Within today’s global village it is difficult to understand just how distant Japan seemed in the 1960s…
This seems especially true of Japanese graphic design and posters compared with, say, Japanese industrial design or architecture.
In 1980, the Musee de l’Affiche, Paris, mounted an exhibition of Japanese poster designs. This presented the historical development
of Japanese graphic design, for the first time, to a wider public of non-professional designers.
In general, Japanese graphic culture
has been understood in terms of the historical style of ukiyo-e coloured woodcuts of the 18C and 19C.
The so-called floating world images of ukiyo-e eschewed the traditional images of aristocratic patronage and favoured themes
of popular entertainments and the street. Historically, this graphic style developed within its own traditions of flat-clour and bold
outlines and played an important part in the development of European poster styles at the end of the 19C through the
work of Toulouse Lautrec and others.
The Japanese posters of the 20C are far less well known.
During the 1960s, Japanese posters gradually became more familiar
through their appearance in the annual selections of graphic art published by Graphis and others.
Also, the membership of the Alliance Graphique Internationale (AGI), the international graphic design association had expanded,
in the 1950s and during the 1960s, to include a small number of Japanese designers.
The first Japanese designers to be part of AGI exhibited in Paris during 1955.
They included Yusaku Kamekura and Yoshio Hayakawa, both represented in the material here.
By the 1960s, they had been joined by Hiromu Hara, Kazumasa Nagai and Ryuchi Yamashiro.
In 1972, AGI exhibited in Japan for the first time, and more frequent exchanges between east and west began to take place
(Henrion 1989).
Hiromu Hara (1903 - 1986)
Hara worked as a teacher, where he became familiar with the design ideas of western modernism.
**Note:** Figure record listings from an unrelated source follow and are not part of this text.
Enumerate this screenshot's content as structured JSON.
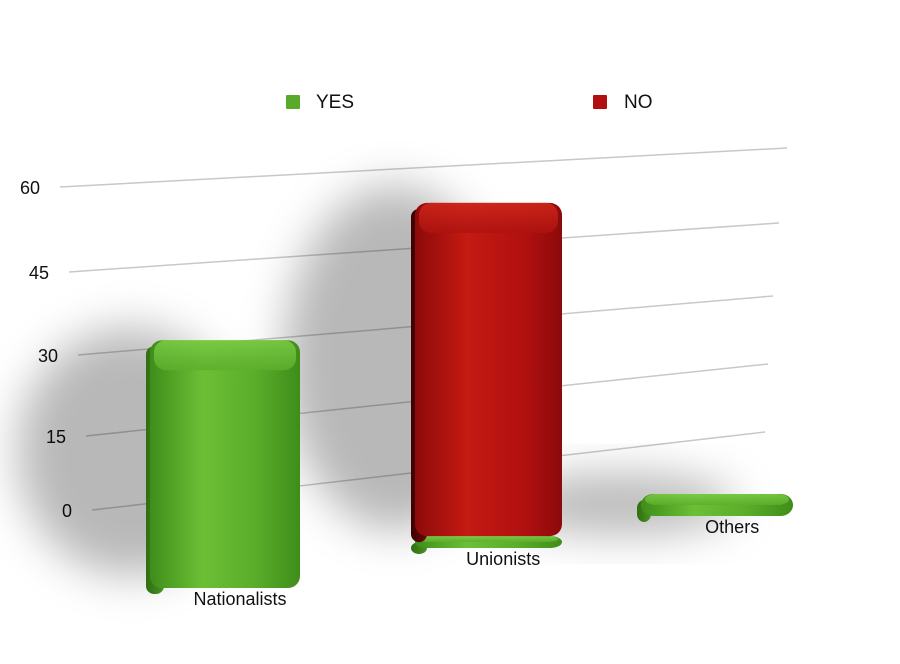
{
  "chart_data": {
    "type": "bar",
    "stacked": true,
    "categories": [
      "Nationalists",
      "Unionists",
      "Others"
    ],
    "series": [
      {
        "name": "YES",
        "color": "#5aaa2a",
        "values": [
          42,
          2,
          4
        ]
      },
      {
        "name": "NO",
        "color": "#b01010",
        "values": [
          0,
          56,
          0
        ]
      }
    ],
    "y_ticks": [
      0,
      15,
      30,
      45,
      60
    ],
    "ylim": [
      0,
      60
    ],
    "grid": true,
    "legend_position": "top"
  }
}
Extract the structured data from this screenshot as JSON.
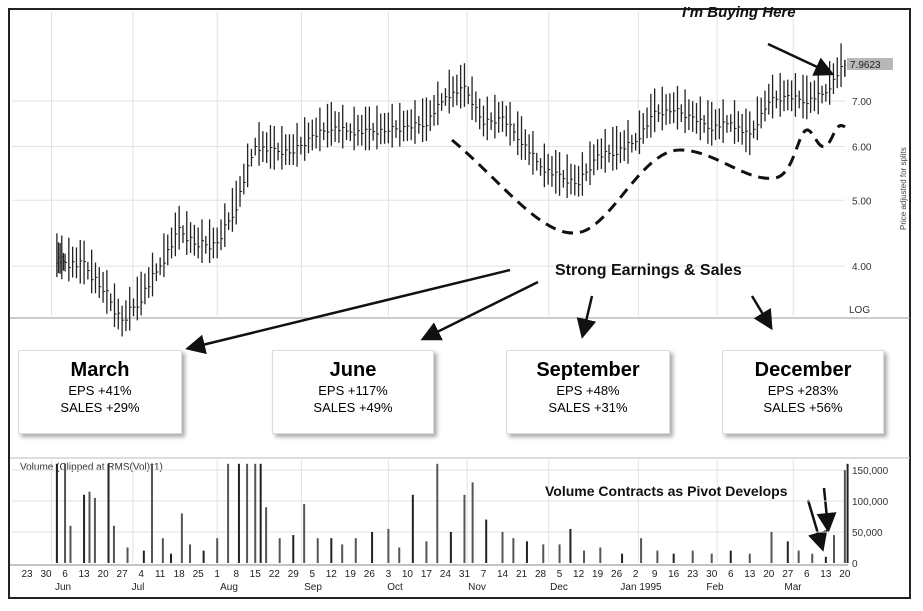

With his colleague, the
photographer Kimura, he designed a giant photo-mural for the Japanese pavilion at the Paris 1937 World’s Fair.
After WW2 he was instrumental in the modernisation of Japanese print production and graphic design.
Yoshio Hayakawa (born 1917)
Hayakawa (along with Hara and Kamehura) was part of a small group of designers who, after WW2, embarked
on the modernisation of Japanese graphic design. He was instrumental in raising the professional standing of Japanese design.
Yusaku Kamekura (1915 - 1997)
Kamekura
Famously designed the posters for the Tokyo Olympics in 1964 and a major figure in the
history of Japanese graphic design.
Kazumasa Nagai (born 1929)
Nagai was a founding partner of Nippon Design Centre in 1960 and has been at the forefront of Japanese graphic design since.
He has won many awards.
Ryuichi Yamashiro (1920 - 1997)
Yamashiro established the Japanese Design Centre in 1959 after a freelance career.